Legal Hurdles Hamper Plans
Capgemini’s Latin America HR manager Elcio Szwif says his company takes a more legally cautious approach, especially in Brazil. “It is a grey, grey area,” he said. “In Brazil, there is no law that forbids or allows drug tests. However there is a law about privacy. There is also a question of discrimination and a person could sue the company if he or she believes that the job was not offered because he or she felt discriminated [against].”
This has, at times, brought the policy into conflict with the clients’ wishes. “Sometimes [clients] do want to see drug tests and we say unfortunately the law in Brazil does not allow it because [the job position] is not an operator that could put lives in danger.”
However, he said, this has yet to create serious issues with global clients who are generally accustomed to operating within a foreign context. “They do understand that the law in the country [must be] upheld, that it is important the company follows it,” he said. “If you want to operate in a place you should obey the law 100%, so there is no big debate on this.”

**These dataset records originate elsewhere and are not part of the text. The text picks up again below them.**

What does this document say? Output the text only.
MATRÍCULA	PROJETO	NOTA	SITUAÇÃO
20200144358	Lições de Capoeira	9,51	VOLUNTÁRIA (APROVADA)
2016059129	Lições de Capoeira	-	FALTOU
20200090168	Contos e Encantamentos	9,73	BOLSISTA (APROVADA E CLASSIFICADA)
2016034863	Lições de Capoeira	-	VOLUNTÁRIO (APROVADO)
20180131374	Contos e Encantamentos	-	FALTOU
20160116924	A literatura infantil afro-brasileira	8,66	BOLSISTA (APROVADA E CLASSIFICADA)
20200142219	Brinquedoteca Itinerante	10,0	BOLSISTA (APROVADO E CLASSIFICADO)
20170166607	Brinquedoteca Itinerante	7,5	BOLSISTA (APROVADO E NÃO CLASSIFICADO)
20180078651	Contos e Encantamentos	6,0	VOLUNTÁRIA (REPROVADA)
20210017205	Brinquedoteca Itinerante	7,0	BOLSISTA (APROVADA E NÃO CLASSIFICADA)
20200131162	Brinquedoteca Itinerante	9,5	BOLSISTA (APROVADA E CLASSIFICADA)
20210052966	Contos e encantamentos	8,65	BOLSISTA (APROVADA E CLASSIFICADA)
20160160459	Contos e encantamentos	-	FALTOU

The situation is similar in Guatemala, he added, although the issue of financial checks creates greater debate than drug testing.
While at Neoris, the HR team are content with the status quo, at Capgemini Szwif would like to see an expansion of the power of companies to perform background checks, even though it remains a polemical issue in Brazil, where he is based.
“In my personal view I would love to have all the background checks possible because this would help the decision, it would help the client,” he said. “However, other people have the view you might be criminalizing someone that one day may put his life back in place and we’re not giving them the opportunity. The question is: What is the threshold?”